The researchers found that the consumers who received this additional information, on average, had a better understanding of the drug in question than those who did not.
"We think it is very important that consumers get credible, accessible information about how well drugs work and about their side effects," Woloshin says. "Otherwise, they really don't have the ability to participate meaningfully in important decisions such as, 'Do the potential benefits of this medication outweigh possible harms?'
"We think the net result of better information will be better decisions and better health."
Before Rollout, Mixed Reviews
Several experts say that having the extra information on printed ads would help consumers make healthier decisions.
"Most drugs only work for a fraction of people who take them and the benefits compared to placebo are often small," says Merrill Goozner, director of the Integrity in Science project at the Washington, D.C.-based Center for Science in the Public Interest. "Giving people easily understood information about the actual benefits of drugs could help offset the unrealistic expectations created by direct-to-consumer advertising."
Expecting Too Much From Facts Box
Goozner adds that such a system could also affect the way that doctors prescribe drugs. "This kind of information could also could encourage more rational prescribing by clinicians, who themselves are often unaware of the absolute benefits and risks of drugs," Goozner said.
Bruce Lambert, professor in the Department of Pharmacy Administration at the University of Illinois at Chicago, agrees that the additional info is a good idea. "The current format of drug ads does not always communicate this information in a way ordinary people can understand," he says. "The new format being proposed to FDA may have the potential to convey this type of information more clearly."
On the other side of the debate is Dr. Henry Miller of The Hoover Institution at Stanford University, who says that Woloshin and Schwartz are "dreaming" when it comes to the potential of such an informational tool.
"The estimation of a drug's benefits and risks is sometimes so difficult that experts on FDA advisory panels often disagree, and even experienced practicing physicians may be uncertain which pain reliever, antibiotic or statin to prescribe for a given patient," he says.
And Miller adds that information on the drug's approval is already available for those who care to see it; on its Web site, the FDA posts a "summary basis of approval" that includes both the data for the drug, as well as the FDA's rationale for approving it.
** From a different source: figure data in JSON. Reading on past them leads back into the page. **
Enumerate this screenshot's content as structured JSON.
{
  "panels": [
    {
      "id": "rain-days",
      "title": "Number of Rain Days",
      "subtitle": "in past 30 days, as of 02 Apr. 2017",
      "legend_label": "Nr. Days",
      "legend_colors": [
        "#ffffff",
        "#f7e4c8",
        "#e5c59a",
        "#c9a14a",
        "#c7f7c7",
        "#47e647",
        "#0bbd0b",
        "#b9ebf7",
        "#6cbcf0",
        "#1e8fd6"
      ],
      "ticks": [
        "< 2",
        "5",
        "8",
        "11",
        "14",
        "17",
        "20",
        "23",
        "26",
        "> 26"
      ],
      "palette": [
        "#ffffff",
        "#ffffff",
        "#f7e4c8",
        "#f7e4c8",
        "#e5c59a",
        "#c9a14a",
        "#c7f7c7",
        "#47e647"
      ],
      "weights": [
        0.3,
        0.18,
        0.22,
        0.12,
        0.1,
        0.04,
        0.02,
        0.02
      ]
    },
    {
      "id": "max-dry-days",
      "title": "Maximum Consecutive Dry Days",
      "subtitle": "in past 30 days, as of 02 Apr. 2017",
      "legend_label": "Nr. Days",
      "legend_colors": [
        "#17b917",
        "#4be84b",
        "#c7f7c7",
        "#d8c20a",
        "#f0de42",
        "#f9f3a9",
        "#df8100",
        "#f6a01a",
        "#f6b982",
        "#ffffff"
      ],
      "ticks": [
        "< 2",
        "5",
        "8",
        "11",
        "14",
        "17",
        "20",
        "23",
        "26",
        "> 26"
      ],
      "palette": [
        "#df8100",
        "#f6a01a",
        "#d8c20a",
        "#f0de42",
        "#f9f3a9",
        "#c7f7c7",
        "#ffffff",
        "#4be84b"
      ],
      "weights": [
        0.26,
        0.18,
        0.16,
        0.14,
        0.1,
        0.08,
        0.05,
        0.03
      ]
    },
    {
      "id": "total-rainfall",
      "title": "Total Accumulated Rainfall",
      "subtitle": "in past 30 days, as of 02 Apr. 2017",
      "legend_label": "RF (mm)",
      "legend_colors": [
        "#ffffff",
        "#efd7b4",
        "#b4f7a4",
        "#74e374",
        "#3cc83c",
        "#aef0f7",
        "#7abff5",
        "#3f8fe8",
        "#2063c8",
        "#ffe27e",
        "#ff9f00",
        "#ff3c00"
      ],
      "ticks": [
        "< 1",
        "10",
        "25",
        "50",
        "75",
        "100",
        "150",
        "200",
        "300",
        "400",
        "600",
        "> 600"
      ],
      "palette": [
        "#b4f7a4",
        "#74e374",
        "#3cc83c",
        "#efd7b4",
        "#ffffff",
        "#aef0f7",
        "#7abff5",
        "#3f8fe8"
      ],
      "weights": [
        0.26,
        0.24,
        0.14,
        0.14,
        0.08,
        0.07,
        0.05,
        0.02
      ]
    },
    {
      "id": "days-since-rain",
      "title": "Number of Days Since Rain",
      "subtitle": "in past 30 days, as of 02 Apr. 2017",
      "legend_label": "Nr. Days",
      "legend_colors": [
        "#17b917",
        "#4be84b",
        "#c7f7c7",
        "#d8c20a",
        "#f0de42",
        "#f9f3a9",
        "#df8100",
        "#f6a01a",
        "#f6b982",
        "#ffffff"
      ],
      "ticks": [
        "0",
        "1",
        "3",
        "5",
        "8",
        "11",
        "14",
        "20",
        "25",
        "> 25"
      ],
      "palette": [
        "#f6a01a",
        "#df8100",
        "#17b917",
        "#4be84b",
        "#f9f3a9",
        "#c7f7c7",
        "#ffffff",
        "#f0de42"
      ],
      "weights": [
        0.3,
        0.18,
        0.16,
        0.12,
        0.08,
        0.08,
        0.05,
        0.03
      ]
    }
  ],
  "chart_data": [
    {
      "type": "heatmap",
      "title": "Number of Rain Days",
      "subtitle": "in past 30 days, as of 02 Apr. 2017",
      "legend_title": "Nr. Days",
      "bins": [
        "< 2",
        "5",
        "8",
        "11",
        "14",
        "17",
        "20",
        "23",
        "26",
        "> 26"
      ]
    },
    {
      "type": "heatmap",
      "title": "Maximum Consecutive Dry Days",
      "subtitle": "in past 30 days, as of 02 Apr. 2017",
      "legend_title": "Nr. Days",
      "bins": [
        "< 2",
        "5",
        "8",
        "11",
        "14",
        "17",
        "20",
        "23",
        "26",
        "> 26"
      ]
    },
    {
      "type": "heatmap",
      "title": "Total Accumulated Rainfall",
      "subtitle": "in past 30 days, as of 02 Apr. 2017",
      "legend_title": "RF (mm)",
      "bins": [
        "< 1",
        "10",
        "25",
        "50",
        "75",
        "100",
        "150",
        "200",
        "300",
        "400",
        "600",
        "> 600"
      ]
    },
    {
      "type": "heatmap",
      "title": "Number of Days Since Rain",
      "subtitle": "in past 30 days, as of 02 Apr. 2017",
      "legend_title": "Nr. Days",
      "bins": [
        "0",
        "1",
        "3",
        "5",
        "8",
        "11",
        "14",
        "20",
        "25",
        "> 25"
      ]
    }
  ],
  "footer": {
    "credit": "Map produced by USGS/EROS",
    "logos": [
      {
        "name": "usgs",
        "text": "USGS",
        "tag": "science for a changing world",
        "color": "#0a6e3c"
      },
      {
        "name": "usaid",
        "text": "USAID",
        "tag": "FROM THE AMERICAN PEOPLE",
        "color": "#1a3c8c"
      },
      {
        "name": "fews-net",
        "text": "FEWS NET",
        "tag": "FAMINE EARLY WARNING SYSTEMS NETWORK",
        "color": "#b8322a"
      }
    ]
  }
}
More Information = Less Drugs?
Then there is the question of whether additional information highlighting the potential harms of a drug, however unlikely those harms may be, would scare some consumers away from an effective and beneficial drug.
In an accompanying editorial to the new study, Dr. Jerome Avorn and Dr. William Shrank of Harvard Medical School in Boston, who are, in general, supportive of the idea of an additional informational box, nonetheless point out this concern.
"Respondents shown the innovative ads reported that they were less willing to take the statin or platelet inhibitor advertised, even when one was needed, a worrisome outcome," the editorial reads.
On the flip side of this argument, the numerical tables could help consumers understand the true odds of experiencing a side effect, reassuring them about a drug's safety. Listing such information could be seen as an antidote to the FDA-mandated flurry of risks and side effects common to most every prescription drug advertisement, which may deter some consumers from a needed drug.
Still, Lambert says he believes one of the better possible outcomes of such a strategy could be that consumers end up taking fewer drugs overall.
"Doctors must be much more conservative in their use of drugs, using non-drug therapies before drug therapies, using time-tested old drugs before new ones, discontinuing drugs that don't work, respecting patients' own aversion to risk, [and] starting only one drug at a time," he says.